Un objectif que Pharmavie affirme avoir déjà atteint : « Avec notre CAP, nous proposons des conditions commerciales attractives proches de la vente directe, mais sans la problématique du stockage et du nombre de références imposé par le laboratoire. »
Car la logistique et les services associés offerts aux adhérents sont, comme le définit Serge Carrier, « l'antidote contre la vente directe ». En effet, « nous amenons à nos adhérents les mêmes conditions commerciales que celles offertes par les laboratoires en direct, mais avec un risque moindre car le pharmacien ne se retrouve pas avec des périmés à la fin de l'opération, ni d'invendus. Par conséquent, il réduit les problèmes de trésorerie tout comme les risques de ruptures en s'adossant à notre supply-chain », affirme le directeur général de Pharmactiv, ajoutant : « il est évident que dans ces conditions, la logistique est un moyen de fidélisation de l'adhérent. 95 % des flux au moins (hors cosmétiques) passent par nous. »
De leur côté, Les Pharmaciens associés ont fait le calcul. « Nos études démontrent qu'un pharmacien détenant 20 à 50 fournisseurs en direct, passe au moins deux mois par an à gérer ses achats : organisation des rendez-vous, passation des commandes, règlement des factures, contrôle des livraisons, sans compter l’espace dédié au stockage qui pourrait dans certains cas être alloué à la surface de vente », expose Patrick Rémond.
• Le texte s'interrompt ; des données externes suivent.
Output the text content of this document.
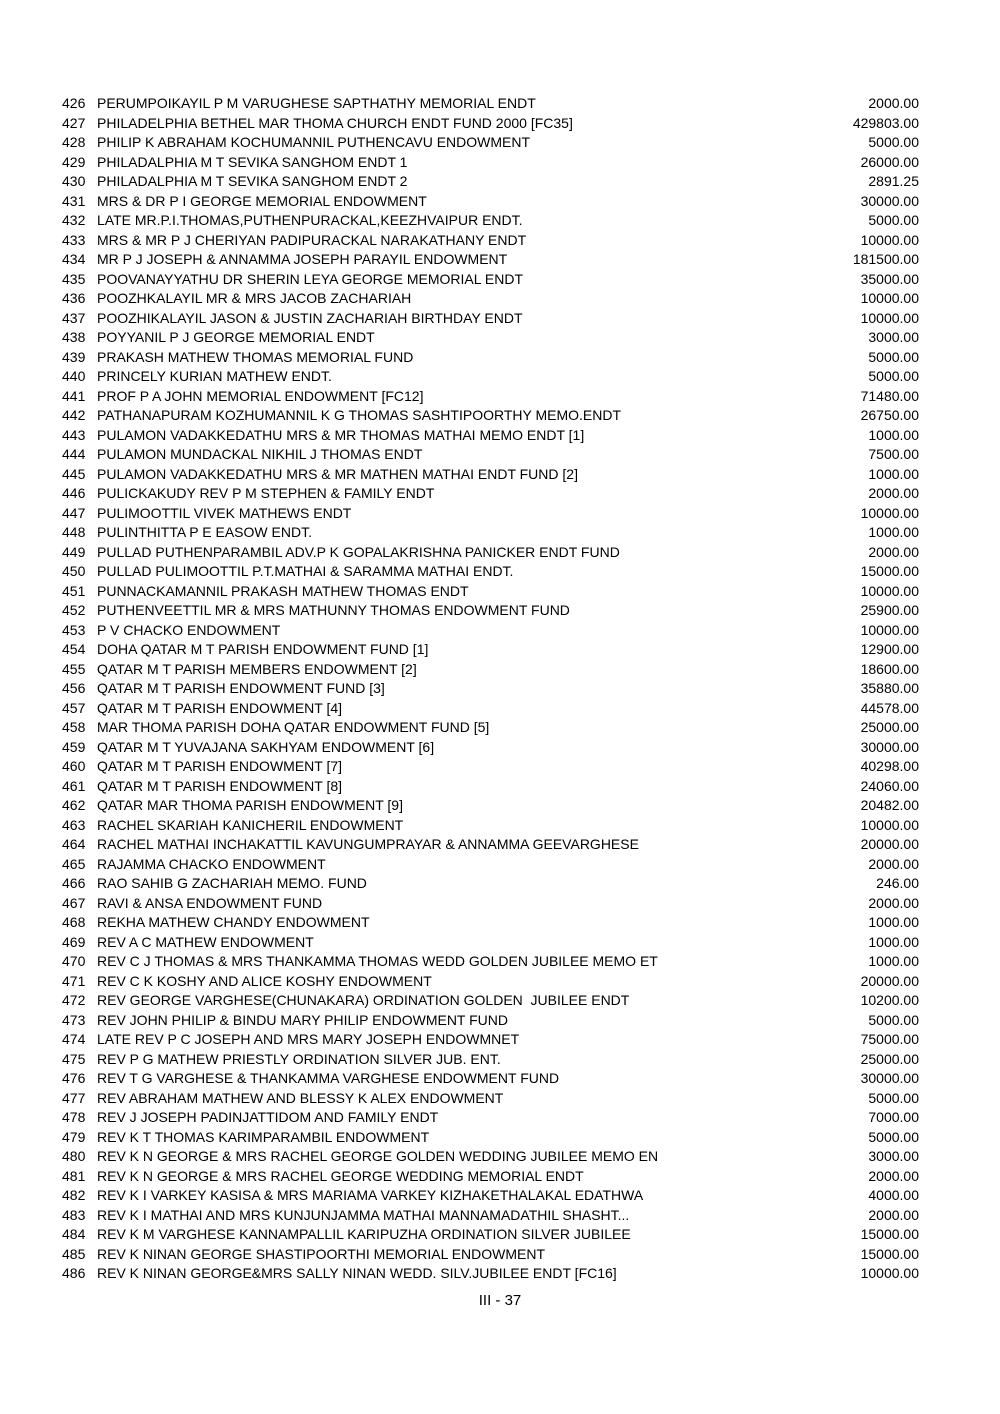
426 PERUMPOIKAYIL P M VARUGHESE SAPTHATHY MEMORIAL ENDT	2000.00
427 PHILADELPHIA BETHEL MAR THOMA CHURCH ENDT FUND 2000 [FC35]	429803.00
428 PHILIP K ABRAHAM KOCHUMANNIL PUTHENCAVU ENDOWMENT	5000.00
429 PHILADALPHIA M T SEVIKA SANGHOM ENDT 1	26000.00
430 PHILADALPHIA M T SEVIKA SANGHOM ENDT 2	2891.25
431 MRS & DR P I GEORGE MEMORIAL ENDOWMENT	30000.00
432 LATE MR.P.I.THOMAS,PUTHENPURACKAL,KEEZHVAIPUR ENDT.	5000.00
433 MRS & MR P J CHERIYAN PADIPURACKAL NARAKATHANY ENDT	10000.00
434 MR P J JOSEPH & ANNAMMA JOSEPH PARAYIL ENDOWMENT	181500.00
435 POOVANAYYATHU DR SHERIN LEYA GEORGE MEMORIAL ENDT	35000.00
436 POOZHKALAYIL MR & MRS JACOB ZACHARIAH	10000.00
437 POOZHIKALAYIL JASON & JUSTIN ZACHARIAH BIRTHDAY ENDT	10000.00
438 POYYANIL P J GEORGE MEMORIAL ENDT	3000.00
439 PRAKASH MATHEW THOMAS MEMORIAL FUND	5000.00
440 PRINCELY KURIAN MATHEW ENDT.	5000.00
441 PROF P A JOHN MEMORIAL ENDOWMENT [FC12]	71480.00
442 PATHANAPURAM KOZHUMANNIL K G THOMAS SASHTIPOORTHY MEMO.ENDT	26750.00
443 PULAMON VADAKKEDATHU MRS & MR THOMAS MATHAI MEMO ENDT [1]	1000.00
444 PULAMON MUNDACKAL NIKHIL J THOMAS ENDT	7500.00
445 PULAMON VADAKKEDATHU MRS & MR MATHEN MATHAI ENDT FUND [2]	1000.00
446 PULICKAKUDY REV P M STEPHEN & FAMILY ENDT	2000.00
447 PULIMOOTTIL VIVEK MATHEWS ENDT	10000.00
448 PULINTHITTA P E EASOW ENDT.	1000.00
449 PULLAD PUTHENPARAMBIL ADV.P K GOPALAKRISHNA PANICKER ENDT FUND	2000.00
450 PULLAD PULIMOOTTIL P.T.MATHAI & SARAMMA MATHAI ENDT.	15000.00
451 PUNNACKAMANNIL PRAKASH MATHEW THOMAS ENDT	10000.00
452 PUTHENVEETTIL MR & MRS MATHUNNY THOMAS ENDOWMENT FUND	25900.00
453 P V CHACKO ENDOWMENT	10000.00
454 DOHA QATAR M T PARISH ENDOWMENT FUND [1]	12900.00
455 QATAR M T PARISH MEMBERS ENDOWMENT [2]	18600.00
456 QATAR M T PARISH ENDOWMENT FUND [3]	35880.00
457 QATAR M T PARISH ENDOWMENT [4]	44578.00
458 MAR THOMA PARISH DOHA QATAR ENDOWMENT FUND [5]	25000.00
459 QATAR M T YUVAJANA SAKHYAM ENDOWMENT [6]	30000.00
460 QATAR M T PARISH ENDOWMENT [7]	40298.00
461 QATAR M T PARISH ENDOWMENT [8]	24060.00
462 QATAR MAR THOMA PARISH ENDOWMENT [9]	20482.00
463 RACHEL SKARIAH KANICHERIL ENDOWMENT	10000.00
464 RACHEL MATHAI INCHAKATTIL KAVUNGUMPRAYAR & ANNAMMA GEEVARGHESE	20000.00
465 RAJAMMA CHACKO ENDOWMENT	2000.00
466 RAO SAHIB G ZACHARIAH MEMO. FUND	246.00
467 RAVI & ANSA ENDOWMENT FUND	2000.00
468 REKHA MATHEW CHANDY ENDOWMENT	1000.00
469 REV A C MATHEW ENDOWMENT	1000.00
470 REV C J THOMAS & MRS THANKAMMA THOMAS WEDD GOLDEN JUBILEE MEMO ET	1000.00
471 REV C K KOSHY AND ALICE KOSHY ENDOWMENT	20000.00
472 REV GEORGE VARGHESE(CHUNAKARA) ORDINATION GOLDEN  JUBILEE ENDT	10200.00
473 REV JOHN PHILIP & BINDU MARY PHILIP ENDOWMENT FUND	5000.00
474 LATE REV P C JOSEPH AND MRS MARY JOSEPH ENDOWMNET	75000.00
475 REV P G MATHEW PRIESTLY ORDINATION SILVER JUB. ENT.	25000.00
476 REV T G VARGHESE & THANKAMMA VARGHESE ENDOWMENT FUND	30000.00
477 REV ABRAHAM MATHEW AND BLESSY K ALEX ENDOWMENT	5000.00
478 REV J JOSEPH PADINJATTIDOM AND FAMILY ENDT	7000.00
479 REV K T THOMAS KARIMPARAMBIL ENDOWMENT	5000.00
480 REV K N GEORGE & MRS RACHEL GEORGE GOLDEN WEDDING JUBILEE MEMO EN	3000.00
481 REV K N GEORGE & MRS RACHEL GEORGE WEDDING MEMORIAL ENDT	2000.00
482 REV K I VARKEY KASISA & MRS MARIAMA VARKEY KIZHAKETHALAKAL EDATHWA	4000.00
483 REV K I MATHAI AND MRS KUNJUNJAMMA MATHAI MANNAMADATHIL SHASHT...	2000.00
484 REV K M VARGHESE KANNAMPALLIL KARIPUZHA ORDINATION SILVER JUBILEE	15000.00
485 REV K NINAN GEORGE SHASTIPOORTHI MEMORIAL ENDOWMENT	15000.00
486 REV K NINAN GEORGE&MRS SALLY NINAN WEDD. SILV.JUBILEE ENDT [FC16]	10000.00
III - 37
Et d'affirmer : « Nous assistons aujourd'hui à une prise de conscience des pharmaciens qui, pour beaucoup, estiment passer trop de temps aux achats, parfois pour gagner 5 % sur un produit qui vaut 2 ou 3 euros. »
Éviter la rupture
La maîtrise des flux, et donc des stocks, reste ainsi l'autre cheval de bataille des groupements. Y compris la disponibilité des produits mise à mal par de nombreuses ruptures d'approvisionnement. « Autrefois la logistique était assez simple. Aujourd'hui en raison de la multiplicité des canaux et les tendances aux produits chers, rares et personnalisés, le vrai nerf de la guerre est la disponibilité de ces produits, de même que l'observance des traitements. C'est là un nouveau rôle qui nous est dévolu que d'accompagner nos adhérents dans ces nouvelles missions », constate Philippe Coatenea. « Nous travaillons actuellement à un projet de portail unique, un concentrateur qui permettra de simplifier toutes les propositions. Ce projet qui devrait être mis en œuvre dès la fin de l'année sous le nom de MyAlliancePro, fonctionnera comme une plateforme unique digitale pour les commandes », annonce-t-il.
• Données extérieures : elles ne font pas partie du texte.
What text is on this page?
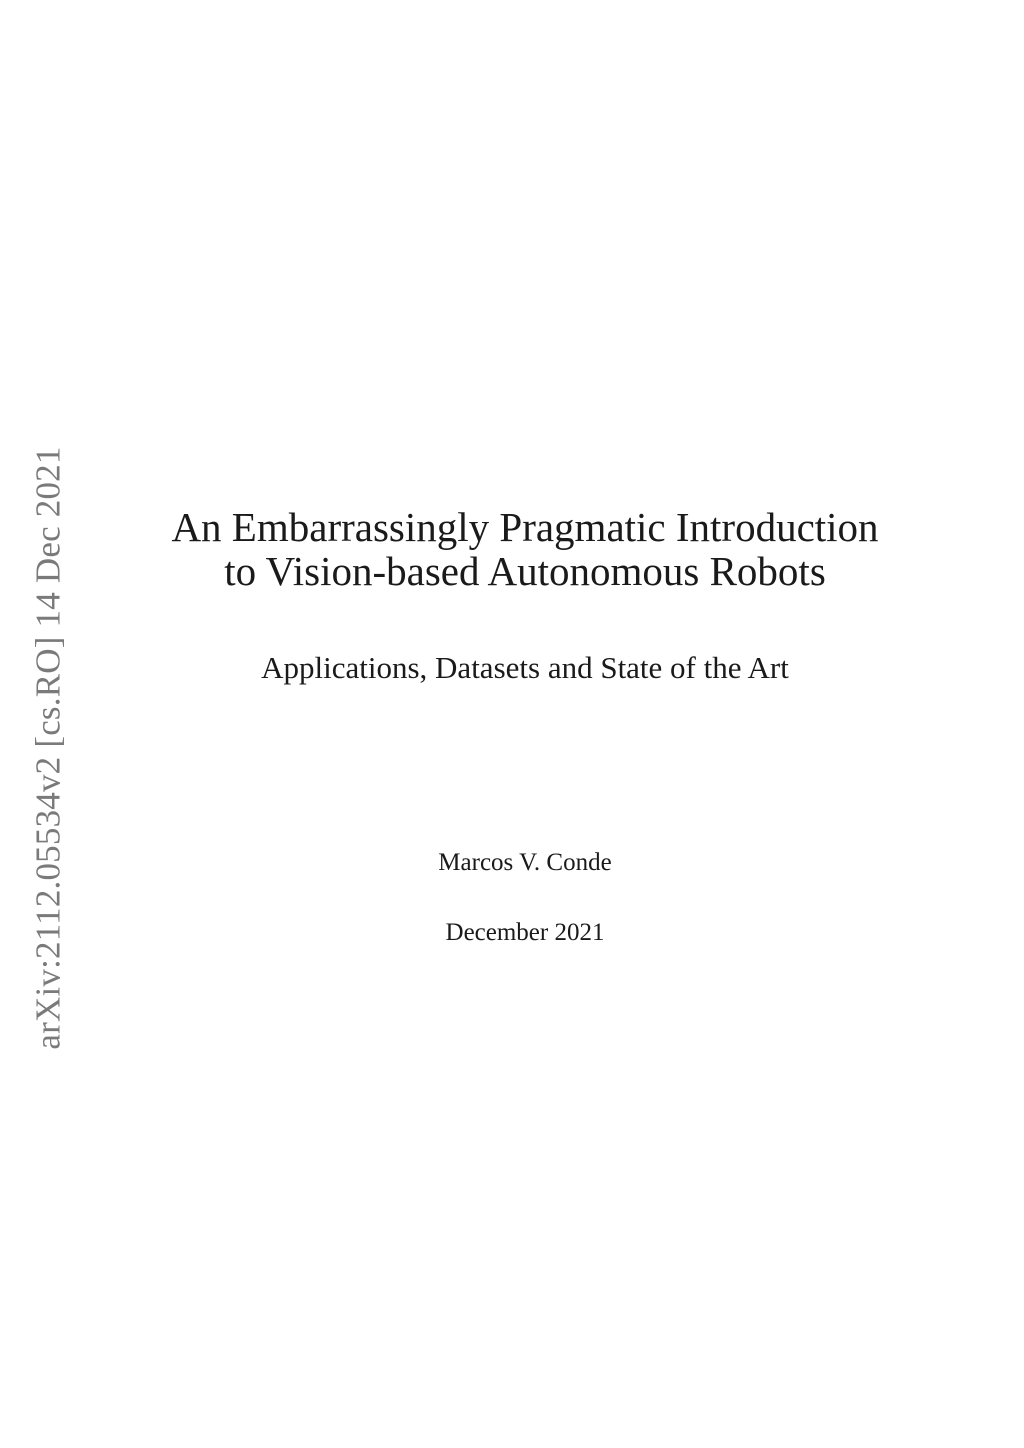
arXiv:2112.05534v2 [cs.RO] 14 Dec 2021	An Embarrassingly Pragmatic Introduction
to Vision-based Autonomous Robots
Applications, Datasets and State of the Art
Marcos V. Conde
December 2021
De son côté, Mediprix dans son combat pour la disponibilité des produits, développe une « centrale des ruptures régionales » qui sera opérationnelle dès 2018 via une application dénommée Octipas. Tandis que Leader Santé songe à la mise en place de nouveaux projets logistiques capables de permettre aux pharmaciens d’améliorer la gestion des stocks. Dans ce registre, le groupement va mettre à disposition de ses adhérents une plateforme de déstockage de certains produits, en toute autonomie.
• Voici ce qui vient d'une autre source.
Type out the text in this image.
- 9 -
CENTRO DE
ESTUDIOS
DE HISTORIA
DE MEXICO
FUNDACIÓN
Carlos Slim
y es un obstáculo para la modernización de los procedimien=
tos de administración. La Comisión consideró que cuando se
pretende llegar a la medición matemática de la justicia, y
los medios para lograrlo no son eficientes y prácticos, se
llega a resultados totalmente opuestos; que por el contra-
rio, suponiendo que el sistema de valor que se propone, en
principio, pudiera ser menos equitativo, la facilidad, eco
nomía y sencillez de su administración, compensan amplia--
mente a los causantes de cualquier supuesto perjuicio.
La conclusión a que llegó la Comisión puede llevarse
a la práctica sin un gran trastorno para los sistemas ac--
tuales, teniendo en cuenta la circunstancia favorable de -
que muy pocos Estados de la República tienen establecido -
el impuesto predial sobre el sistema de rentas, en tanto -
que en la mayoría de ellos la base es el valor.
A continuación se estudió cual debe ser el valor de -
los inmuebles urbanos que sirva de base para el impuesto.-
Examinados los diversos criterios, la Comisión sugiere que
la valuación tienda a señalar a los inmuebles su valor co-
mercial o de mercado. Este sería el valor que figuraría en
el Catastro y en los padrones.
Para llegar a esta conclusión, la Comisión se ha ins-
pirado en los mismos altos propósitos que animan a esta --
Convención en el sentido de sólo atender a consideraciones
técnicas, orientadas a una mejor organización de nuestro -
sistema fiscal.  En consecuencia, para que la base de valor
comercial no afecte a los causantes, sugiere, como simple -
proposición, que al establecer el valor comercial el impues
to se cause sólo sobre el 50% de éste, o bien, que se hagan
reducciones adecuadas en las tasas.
L’ensemble de ces outils connexes à la logistique, mis en place par les groupements, a pour principal objectif de libérer du temps à l’adhérent et pour son équipe. Dégagés des tâches administratives et des achats, ils pourront, comme le souhaite Franck Vanneste, P-DG de Giropharm « se consacrer entièrement à leurs missions en faveur du patient et développer le conseil ». En édictant de nouveaux honoraires et accompagnements du patient, l’avenant 11 de la convention pharmaceutique a donc tracé le sillon des groupements du futur. Pourvu qu’ils se considèrent comme groupements de service.
* Ouverture prévue pour février 2018 avec une livraison par jour. Straight ne détiendra pas d'activité de short liner, mais offrira des remises intéressantes et un choix sélectif de génériqueurs.